Pero también los reformados o “villacrecianos” sufrían las persecuciones de los frailes menores no adheridos a la reforma, pidiendo a los fieles que no les proporcionasen limosna alguna. Pedro Regalado consiguió al final de su vida patente del provincial castellano, fray Pedro de Palenzuela, y del general fray Jacobo de Mozánica, con el fin de garantizar la independencia de los eremitorios mencionados. Autonomía que se mantuvo hasta que en 1481 el papa Pío IV les agregó a otros conventos. A la muerte de Villacreces no pasaban de veinticinco los que se encontraban en los dos eremitorios más famosos, según Lope de Salinas. Eran casas pequeñas, edificadas con madera y barro, con iglesias carentes de ornamentos sagrados lujosos, aunque los cálices y vasos eran de plata. En la cotidianidad estaba ausente el trigo, el vino, la carne, el pescado, además de aquellos bienes que podían proporcionar las limosnas superfluas. Limosnas reservadas al pan, fruta, legumbres, huevos, queso, sardinas y algo de pescado. La hagiografía resaltaba cada una de las exageraciones, como ya pudimos observar en la dieta.

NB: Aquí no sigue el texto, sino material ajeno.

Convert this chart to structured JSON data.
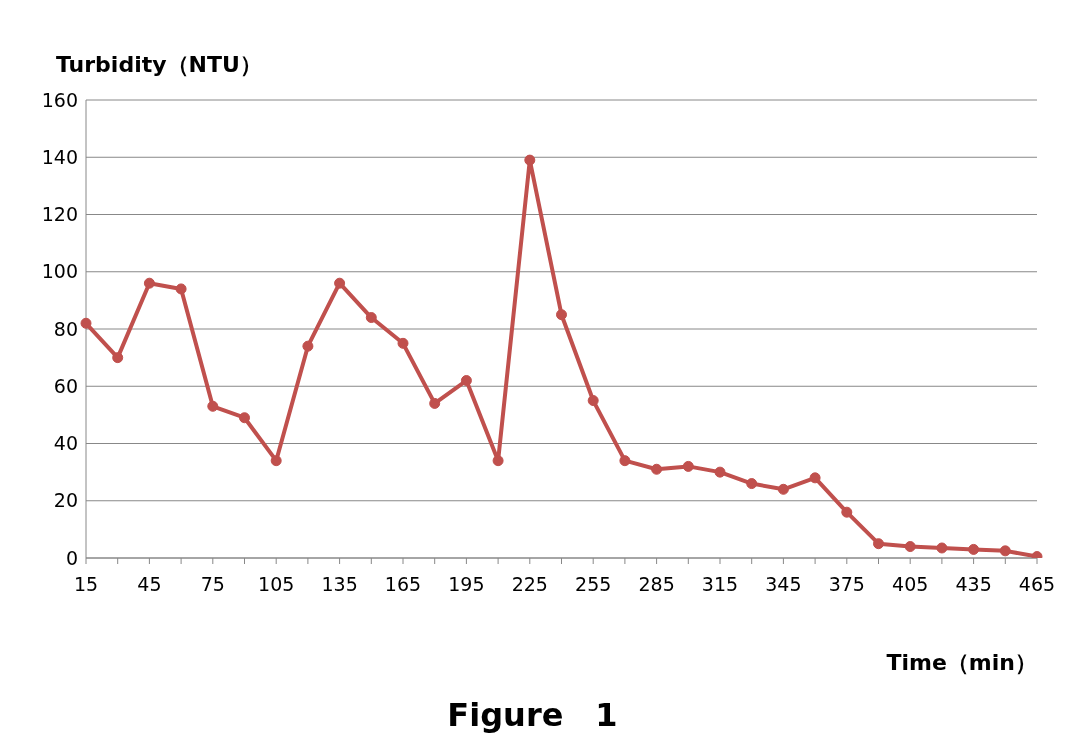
{
  "chart_data": {
    "type": "line",
    "title": "Figure　1",
    "xlabel": "Time（min）",
    "ylabel": "Turbidity（NTU）",
    "categories": [
      "15",
      null,
      "45",
      null,
      "75",
      null,
      "105",
      null,
      "135",
      null,
      "165",
      null,
      "195",
      null,
      "225",
      null,
      "255",
      null,
      "285",
      null,
      "315",
      null,
      "345",
      null,
      "375",
      null,
      "405",
      null,
      "435",
      null,
      "465"
    ],
    "series": [
      {
        "color": "#c0504d",
        "values": [
          82,
          70,
          96,
          94,
          53,
          49,
          34,
          74,
          96,
          84,
          75,
          54,
          62,
          34,
          139,
          85,
          55,
          34,
          31,
          32,
          30,
          26,
          24,
          28,
          16,
          5,
          4,
          3.5,
          3,
          2.5,
          0.5
        ]
      }
    ],
    "ylim": [
      0,
      160
    ],
    "yticks": [
      0,
      20,
      40,
      60,
      80,
      100,
      120,
      140,
      160
    ],
    "grid": "y",
    "legend": false,
    "marker": "circle",
    "line_style": "solid"
  }
}
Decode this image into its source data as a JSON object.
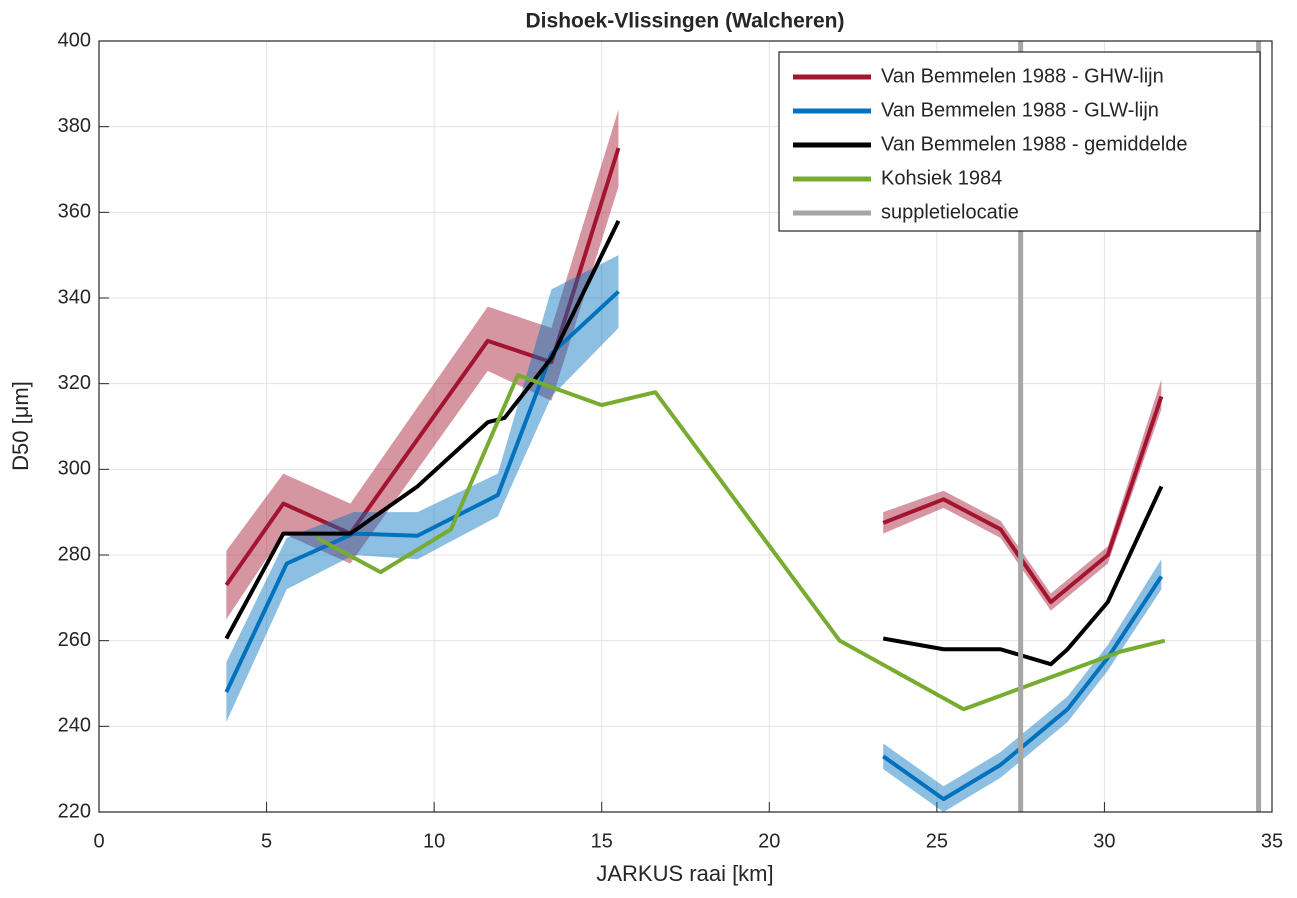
{
  "chart_data": {
    "type": "line",
    "title": "Dishoek-Vlissingen (Walcheren)",
    "xlabel": "JARKUS raai [km]",
    "ylabel": "D50 [μm]",
    "xlim": [
      0,
      35
    ],
    "xticks": [
      0,
      5,
      10,
      15,
      20,
      25,
      30,
      35
    ],
    "ylim": [
      220,
      400
    ],
    "yticks": [
      220,
      240,
      260,
      280,
      300,
      320,
      340,
      360,
      380,
      400
    ],
    "grid": true,
    "legend": "upper right",
    "series": [
      {
        "name": "Van Bemmelen 1988 - GHW-lijn",
        "color": "#a2142f",
        "x": [
          3.8,
          5.5,
          7.5,
          11.6,
          13.5,
          15.5,
          null,
          23.4,
          25.2,
          26.9,
          28.4,
          30.1,
          31.7
        ],
        "values": [
          273,
          292,
          285,
          330,
          325,
          375,
          null,
          287.5,
          293,
          286,
          269,
          280,
          317
        ],
        "lower": [
          265,
          285,
          278,
          323,
          316,
          366,
          null,
          285,
          291,
          284,
          267,
          278,
          314
        ],
        "upper": [
          281,
          299,
          292,
          338,
          333,
          384,
          null,
          290,
          295,
          288,
          271,
          282,
          321
        ]
      },
      {
        "name": "Van Bemmelen 1988 - GLW-lijn",
        "color": "#0072bd",
        "x": [
          3.8,
          5.6,
          7.6,
          9.5,
          11.9,
          13.5,
          15.5,
          null,
          23.4,
          25.2,
          26.9,
          28.9,
          30.1,
          31.7
        ],
        "values": [
          248,
          278,
          285,
          284.5,
          294,
          327,
          341.5,
          null,
          233,
          223,
          231,
          244,
          256,
          275
        ],
        "lower": [
          241,
          272,
          280,
          279,
          289,
          317,
          333,
          null,
          230,
          220,
          228,
          241,
          253,
          272
        ],
        "upper": [
          255,
          284,
          290,
          290,
          299,
          342,
          350,
          null,
          236,
          226,
          234,
          247,
          259,
          279
        ]
      },
      {
        "name": "Van Bemmelen 1988 - gemiddelde",
        "color": "#000000",
        "x": [
          3.8,
          5.5,
          7.5,
          9.5,
          11.6,
          12.1,
          13.5,
          15.5,
          null,
          23.4,
          25.2,
          26.9,
          28.4,
          28.9,
          30.1,
          31.7
        ],
        "values": [
          260.5,
          285,
          285,
          296,
          311,
          312,
          326,
          358,
          null,
          260.5,
          258,
          258,
          254.5,
          258,
          269,
          296
        ]
      },
      {
        "name": "Kohsiek 1984",
        "color": "#77ac30",
        "x": [
          6.5,
          8.4,
          10.5,
          12.5,
          15,
          16.6,
          22.1,
          25.8,
          30.5,
          31.8
        ],
        "values": [
          284,
          276,
          286,
          322,
          315,
          318,
          260,
          244,
          257.5,
          260
        ]
      },
      {
        "name": "suppletielocatie",
        "color": "#a6a6a6",
        "vlines": [
          27.5,
          34.6
        ]
      }
    ]
  }
}
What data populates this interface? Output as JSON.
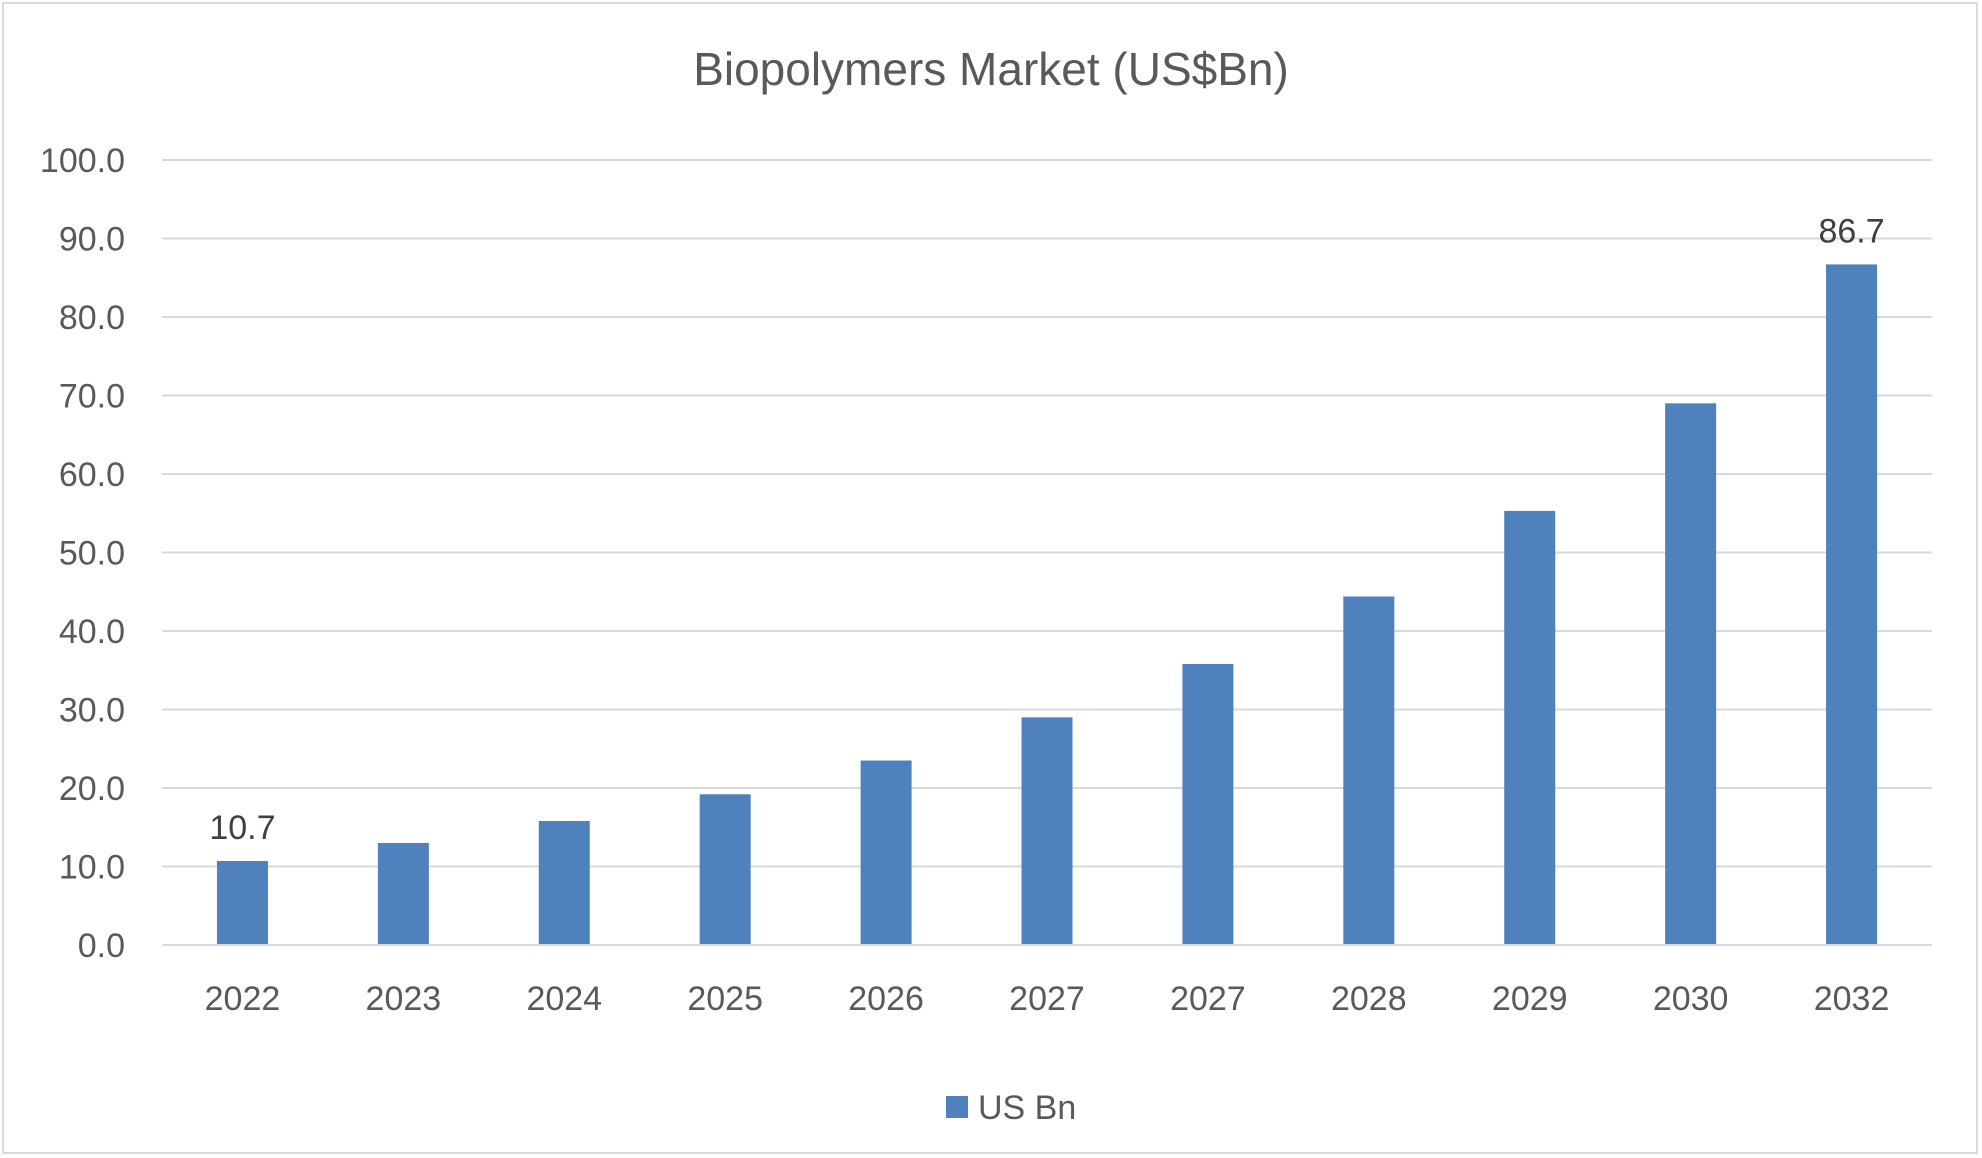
{
  "chart_data": {
    "type": "bar",
    "title": "Biopolymers  Market (US$Bn)",
    "xlabel": "",
    "ylabel": "",
    "categories": [
      "2022",
      "2023",
      "2024",
      "2025",
      "2026",
      "2027",
      "2027",
      "2028",
      "2029",
      "2030",
      "2032"
    ],
    "series": [
      {
        "name": "US Bn",
        "color": "#4F81BD",
        "values": [
          10.7,
          13.0,
          15.8,
          19.2,
          23.5,
          29.0,
          35.8,
          44.4,
          55.3,
          69.0,
          86.7
        ]
      }
    ],
    "data_labels": [
      {
        "category_index": 0,
        "text": "10.7"
      },
      {
        "category_index": 10,
        "text": "86.7"
      }
    ],
    "ylim": [
      0,
      100
    ],
    "y_ticks": [
      "0.0",
      "10.0",
      "20.0",
      "30.0",
      "40.0",
      "50.0",
      "60.0",
      "70.0",
      "80.0",
      "90.0",
      "100.0"
    ],
    "y_tick_values": [
      0,
      10,
      20,
      30,
      40,
      50,
      60,
      70,
      80,
      90,
      100
    ],
    "grid": true,
    "legend_position": "bottom"
  }
}
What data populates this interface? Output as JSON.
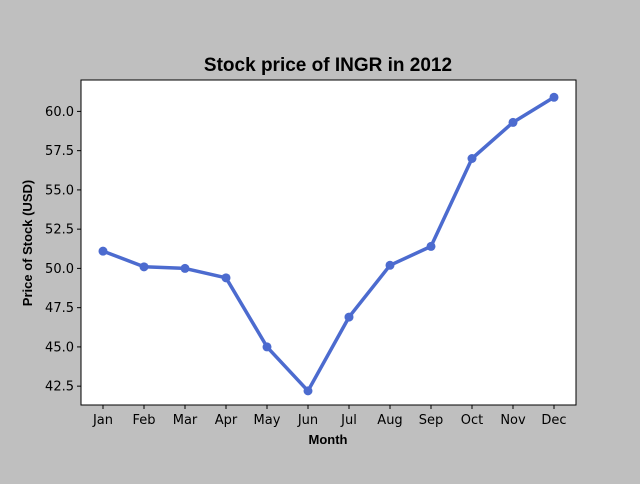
{
  "chart_data": {
    "type": "line",
    "title": "Stock price of INGR in 2012",
    "xlabel": "Month",
    "ylabel": "Price of Stock (USD)",
    "categories": [
      "Jan",
      "Feb",
      "Mar",
      "Apr",
      "May",
      "Jun",
      "Jul",
      "Aug",
      "Sep",
      "Oct",
      "Nov",
      "Dec"
    ],
    "values": [
      51.1,
      50.1,
      50.0,
      49.4,
      45.0,
      42.2,
      46.9,
      50.2,
      51.4,
      57.0,
      59.3,
      60.9
    ],
    "ylim": [
      41.3,
      62.0
    ],
    "yticks": [
      "42.5",
      "45.0",
      "47.5",
      "50.0",
      "52.5",
      "55.0",
      "57.5",
      "60.0"
    ],
    "grid": false,
    "line_color": "#4c6bcf",
    "background_color": "#bfbfbf",
    "plot_background_color": "#ffffff"
  }
}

Austeridad y pobreza en el rezo del oficio divino, con voz grave y pausada, sin la ayuda del órgano. En clausura no podían entrar los seglares, salvo el patrono, el médico o cirujano. Para comunicar con el exterior lo hacían a través del torno. Los religiosos no hablaban entre sí, por lo que permanecían en continuado silencio, con la única excepción de las pascuas. El trabajo manual era fundamental en su vida. Vida de pobreza en sus celdas, la disposición de la cama, la escasez de posesiones. Se evitaban los oficios hacia el exterior, aunque había algunos que ejercían el de confesores de seglares. Dormían por espacio de seis horas, sin distinciones posteriores en el refectorio, olvidándose la antigüedad de la profesión religiosa. Fray Pedro Regalado gustaba de la soledad ¿Aquella era su cotidianidad o los hagiógrafos retrataban más bien esa atracción de lo exigente y riguroso?